Fifty metres below the surface of Sint-Pietersberg, on a three-hole golf course laid with artificial grass, off-duty NATO officers practiced their short game. Above them, twenty-seven showers, fifty-one toilets and 4,482 fluorescent lamps lit eight kilometres of marl corridors named after the NATO phonetic alphabet — Main Street running through the centre, Alpha through Golf branching counterclockwise. From here, between 1954 and 1992, the Northern Army Group and the Second Allied Tactical Air Force would have run NATO's defence of northern West Germany against a Warsaw Pact invasion. Three hundred to four hundred Dutch, Belgian, German, British and American soldiers worked here every day. The Cold War never went hot, the war never came, and the men of Cannerberg never gave the order to launch anything more dangerous than a golf ball.
The bunker was not built from scratch. It was a former limestone quarry on land owned partly by Jesuit monks and partly by Freule Louise Poswick of Château Neercanne, and during the Second World War the Germans had already poured the concrete floors and strung the electric lighting. In April 1954, the Ministry of War leased the site for fifty years. NATO moved in the following year as 'a temporary site to be used only in war'. By Royal Decree in February 1956 it became ultra-secret, classified under the Dutch state secrets act. By 1963, with the Iron Curtain hardening, the bunker shifted to permanent twenty-four-hour occupation. In wartime, the staff would have surged to a thousand. The Belgian magazine Vox finally broke the secret in November 1980 — vaguely, as 'somewhere in the region of Maastricht.'
The complex was built to fight after a nuclear strike outside. Air pressure inside was kept slightly above atmospheric, so radiological, biological or chemical contaminants could not seep in. A decontamination shower lock guarded the entrance. The doors and access corridors were rated to resist explosion blast waves. Independent water supplies, marine diesel generators and a heating and air conditioning system held the temperature at a steady eighteen degrees Celsius year-round. Two restaurants fed the staff, the self-service capable of six hundred meals at a sitting. A hair salon kept the officers presentable. The pipes, originally insulated with cork, were re-wrapped after a smouldering fire — this time with what was then considered a wonder material. Asbestos.

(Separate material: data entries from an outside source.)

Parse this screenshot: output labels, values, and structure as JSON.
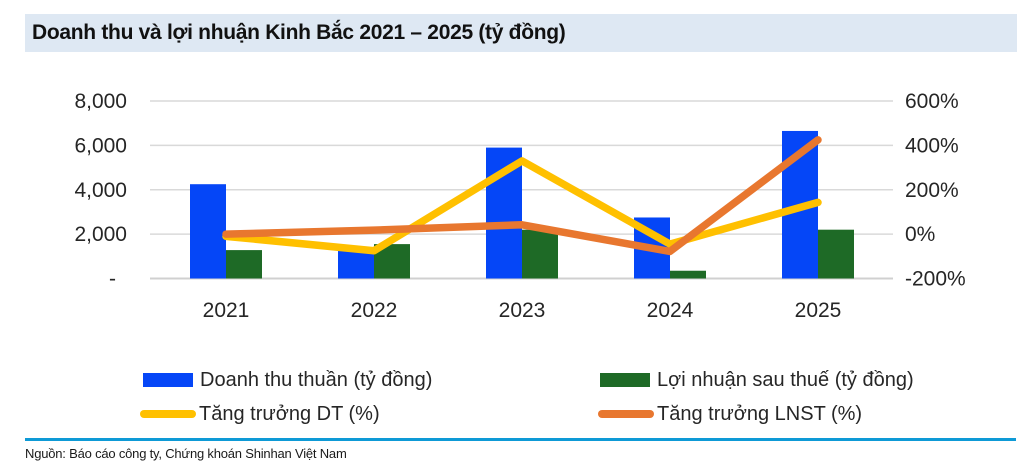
{
  "title": "Doanh thu và lợi nhuận Kinh Bắc 2021 – 2025 (tỷ đồng)",
  "source": "Nguồn: Báo cáo công ty, Chứng khoán Shinhan Việt Nam",
  "colors": {
    "title_bar_bg": "#dee8f3",
    "revenue_bar": "#0546f7",
    "profit_bar": "#1e6a26",
    "dt_growth_line": "#ffc000",
    "lnst_growth_line": "#e8772f",
    "gridline": "#d9d9d9",
    "bottom_axis": "#d0d0d0",
    "divider": "#0e9ad6"
  },
  "legend": [
    {
      "label": "Doanh thu thuần (tỷ đồng)",
      "color": "#0546f7",
      "type": "bar"
    },
    {
      "label": "Lợi nhuận sau thuế (tỷ đồng)",
      "color": "#1e6a26",
      "type": "bar"
    },
    {
      "label": "Tăng trưởng DT (%)",
      "color": "#ffc000",
      "type": "line"
    },
    {
      "label": "Tăng trưởng LNST (%)",
      "color": "#e8772f",
      "type": "line"
    }
  ],
  "chart_data": {
    "type": "bar",
    "subtype": "combo-bar-line-dual-axis",
    "title": "Doanh thu và lợi nhuận Kinh Bắc 2021 – 2025 (tỷ đồng)",
    "categories": [
      "2021",
      "2022",
      "2023",
      "2024",
      "2025"
    ],
    "bar_series": [
      {
        "name": "Doanh thu thuần (tỷ đồng)",
        "axis": "left",
        "color": "#0546f7",
        "values": [
          4250,
          1250,
          5900,
          2750,
          6650
        ]
      },
      {
        "name": "Lợi nhuận sau thuế (tỷ đồng)",
        "axis": "left",
        "color": "#1e6a26",
        "values": [
          1280,
          1550,
          2200,
          350,
          2200
        ]
      }
    ],
    "line_series": [
      {
        "name": "Tăng trưởng DT (%)",
        "axis": "right",
        "color": "#ffc000",
        "values": [
          -10,
          -75,
          330,
          -45,
          143
        ]
      },
      {
        "name": "Tăng trưởng LNST (%)",
        "axis": "right",
        "color": "#e8772f",
        "values": [
          0,
          18,
          42,
          -78,
          425
        ]
      }
    ],
    "left_axis": {
      "ticks": [
        "8,000",
        "6,000",
        "4,000",
        "2,000",
        "-"
      ],
      "tick_values": [
        8000,
        6000,
        4000,
        2000,
        0
      ],
      "range": [
        0,
        8000
      ]
    },
    "right_axis": {
      "ticks": [
        "600%",
        "400%",
        "200%",
        "0%",
        "-200%"
      ],
      "tick_values": [
        600,
        400,
        200,
        0,
        -200
      ],
      "range": [
        -200,
        600
      ]
    },
    "grid": "horizontal",
    "legend_position": "bottom"
  }
}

In 1991, TNO researchers commissioned by the Dutch Ministry of Defence sampled the air inside Cannerberg. Flakes of blue asbestos lay on the ceilings. Three of ten air samples carried fibres above the safe limit. The dust packed into the air ducts was seriously contaminated. The conclusion was blunt: very urgent intervention required. Defence and NATO had planned to keep the bunker running until the end of 1994, but the Cold War ended faster than the asbestos problem could be ignored. Cannerberg was closed in 1992. The Alliance walked out in 1993. The men who had spent careers underground at a steady eighteen degrees emerged, many of them, into a future of slow-growing mesothelioma — the disease this kind of fibre causes thirty or forty years after exposure. The remediation took from 2003 to 2012 and cost the Dutch state forty million euros a year. Suspended ceilings were stripped, asbestos was scraped from the marl walls, and the contaminated soil thirteen metres below the floor was excavated.

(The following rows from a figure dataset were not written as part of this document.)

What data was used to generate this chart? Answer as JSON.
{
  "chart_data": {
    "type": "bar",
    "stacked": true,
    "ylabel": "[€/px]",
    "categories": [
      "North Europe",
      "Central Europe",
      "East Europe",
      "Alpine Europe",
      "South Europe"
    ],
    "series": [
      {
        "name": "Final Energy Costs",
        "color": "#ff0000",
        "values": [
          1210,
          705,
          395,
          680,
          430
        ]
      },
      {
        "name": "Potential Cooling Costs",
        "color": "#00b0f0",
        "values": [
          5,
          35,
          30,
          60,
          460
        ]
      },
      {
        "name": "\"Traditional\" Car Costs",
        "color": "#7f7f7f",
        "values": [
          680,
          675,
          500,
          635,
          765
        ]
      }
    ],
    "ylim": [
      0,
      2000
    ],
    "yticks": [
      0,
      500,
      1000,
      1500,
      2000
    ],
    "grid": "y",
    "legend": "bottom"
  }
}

The Limburg Landscape Foundation took the empty complex back in January 2012, and since September 2013 they have guided two-hour tours into the bunker for six euros a head. The artist Rob Scholte installed a work in the marl called Shelter, including a piece titled N8W8 — a sound-it-out pun on Nachtwacht, Dutch for Night Watch. The reference is local. During the Second World War, Rembrandt's Night Watch and a great number of other world-famous paintings were hidden inside the Sint-Pietersberg caves to protect them from German bombing. Scholte's embroidered version turns its back to the viewer. The Cold War operations rooms where NATO would have managed the apocalypse are now galleries. Visitors stand in Main Street and read the offices numbered low to high, the white lettering still crisp where the asbestos has been scraped away.
Located at 50.82°N, 5.66°E inside the Cannerberg, part of the Sint-Pietersberg ridge just south of Maastricht on the Dutch-Belgian border. Recommended viewing altitude: 2,000-3,500 feet. Château Neercanne, the visible landmark, sits just above the bunker entrance. Nearest airports: Maastricht-Aachen (EHBK, 8 km north) and Liège (EBLG, 25 km southwest). The Meuse river runs immediately east of the hill.